Komputer bebas pertukaran akan memanfaatkan kekuatan kontraportasi untuk menghasilkan lubang cacing yang dapat dilalui, meskipun jembatan ini hanya berfungsi secara lokal. Tidak seperti lubang cacing fiksi, versi eksperimental tidak memungkinkan pergerakan instan antar lokasi yang jauh, karena gerakan balasannya jauh lebih lambat daripada kecepatan cahaya.
Namun, dengan asumsi lubang cacing bisa tercipta, hal ini akan memungkinkan sinyal, atau objek, dikirim melintasi jembatan sebenarnya dalam ruang-waktu.
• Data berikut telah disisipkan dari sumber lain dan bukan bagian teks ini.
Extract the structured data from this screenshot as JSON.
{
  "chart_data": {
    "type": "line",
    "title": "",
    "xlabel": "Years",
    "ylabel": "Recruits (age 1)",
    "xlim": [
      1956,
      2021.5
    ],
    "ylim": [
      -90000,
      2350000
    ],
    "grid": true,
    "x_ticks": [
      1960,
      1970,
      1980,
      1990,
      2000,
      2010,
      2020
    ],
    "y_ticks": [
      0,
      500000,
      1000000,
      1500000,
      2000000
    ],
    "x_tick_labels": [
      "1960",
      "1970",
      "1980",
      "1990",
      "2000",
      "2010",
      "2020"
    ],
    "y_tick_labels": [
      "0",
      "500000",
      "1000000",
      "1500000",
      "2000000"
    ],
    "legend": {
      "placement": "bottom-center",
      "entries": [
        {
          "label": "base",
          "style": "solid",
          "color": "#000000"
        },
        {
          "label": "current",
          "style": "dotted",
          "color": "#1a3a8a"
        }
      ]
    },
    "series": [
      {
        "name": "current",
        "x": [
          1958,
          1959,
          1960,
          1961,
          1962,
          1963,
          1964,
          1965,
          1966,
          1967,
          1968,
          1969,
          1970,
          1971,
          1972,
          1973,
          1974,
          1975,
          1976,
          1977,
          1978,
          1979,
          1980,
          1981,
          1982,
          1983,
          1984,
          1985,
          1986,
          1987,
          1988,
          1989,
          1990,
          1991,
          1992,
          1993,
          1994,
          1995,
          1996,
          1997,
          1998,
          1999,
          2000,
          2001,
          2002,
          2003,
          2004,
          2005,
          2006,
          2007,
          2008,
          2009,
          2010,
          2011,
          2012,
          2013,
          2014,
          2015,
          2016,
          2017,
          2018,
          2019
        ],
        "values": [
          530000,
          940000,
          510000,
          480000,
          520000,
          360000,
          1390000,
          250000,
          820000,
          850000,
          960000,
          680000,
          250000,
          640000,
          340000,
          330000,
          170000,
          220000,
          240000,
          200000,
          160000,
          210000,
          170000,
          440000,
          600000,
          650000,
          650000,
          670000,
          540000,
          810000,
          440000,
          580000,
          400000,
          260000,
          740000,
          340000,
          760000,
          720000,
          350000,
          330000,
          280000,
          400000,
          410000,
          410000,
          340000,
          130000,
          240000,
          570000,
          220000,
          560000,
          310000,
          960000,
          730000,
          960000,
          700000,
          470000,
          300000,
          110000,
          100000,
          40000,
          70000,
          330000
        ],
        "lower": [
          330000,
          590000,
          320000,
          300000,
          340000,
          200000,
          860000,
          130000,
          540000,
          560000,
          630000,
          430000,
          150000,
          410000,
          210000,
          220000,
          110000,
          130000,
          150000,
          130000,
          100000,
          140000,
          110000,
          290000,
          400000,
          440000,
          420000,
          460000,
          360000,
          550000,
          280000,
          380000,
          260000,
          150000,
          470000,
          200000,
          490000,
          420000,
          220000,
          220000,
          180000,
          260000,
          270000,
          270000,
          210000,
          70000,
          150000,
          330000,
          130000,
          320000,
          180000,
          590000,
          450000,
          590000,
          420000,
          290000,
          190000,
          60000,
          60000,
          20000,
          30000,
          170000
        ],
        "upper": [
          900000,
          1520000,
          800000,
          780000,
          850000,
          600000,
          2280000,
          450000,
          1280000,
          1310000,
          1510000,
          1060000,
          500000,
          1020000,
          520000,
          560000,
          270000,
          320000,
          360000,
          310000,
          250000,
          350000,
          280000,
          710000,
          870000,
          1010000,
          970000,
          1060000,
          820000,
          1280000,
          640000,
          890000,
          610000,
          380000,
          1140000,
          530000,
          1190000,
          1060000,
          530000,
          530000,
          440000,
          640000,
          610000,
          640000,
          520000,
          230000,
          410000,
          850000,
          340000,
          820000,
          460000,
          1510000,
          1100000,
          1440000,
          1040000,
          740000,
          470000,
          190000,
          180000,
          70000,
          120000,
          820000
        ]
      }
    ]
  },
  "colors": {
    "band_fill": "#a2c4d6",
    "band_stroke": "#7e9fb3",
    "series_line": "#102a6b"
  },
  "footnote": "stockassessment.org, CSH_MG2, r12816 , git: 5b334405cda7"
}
Kondisi seperti itu akan memungkinkan komunitas ilmiah untuk menyelidiki realitas itu sendiri—dan bahkan melihat ke dalam lubang cacing yang sebenarnya.
“Anda dapat mengirimkan objek kuantum yang dicetak ke dalam atom,” yang “dibentuk kembali” melalui lubang cacing, kata Salih. “Dari sini adalah mungkin untuk melakukan generalisasi, karena jika Anda memiliki suatu objek yang terbuat dari jaringan objek-objek ini, dan Anda melakukan counterport pada masing-masing objek, maka Anda akan melakukan counterport terhadap keseluruhannya. Ini terukur.”
Mengirim objek, atau bahkan kesadaran AI, melalui lubang cacing jelas merupakan kemungkinan luar biasa yang akan membuka seluruh genre sastra perjalanan waktu ke dimensi baru. Namun, masih diperlukan banyak penelitian dan eksperimen untuk mewujudkan visi lubang cacing yang sebenarnya. Untuk mencapai hal tersebut, Salih berharap proyek ini suatu hari nanti dapat menghasilkan bentuk baru komputasi kuantum dengan banyak aplikasi ilmiah.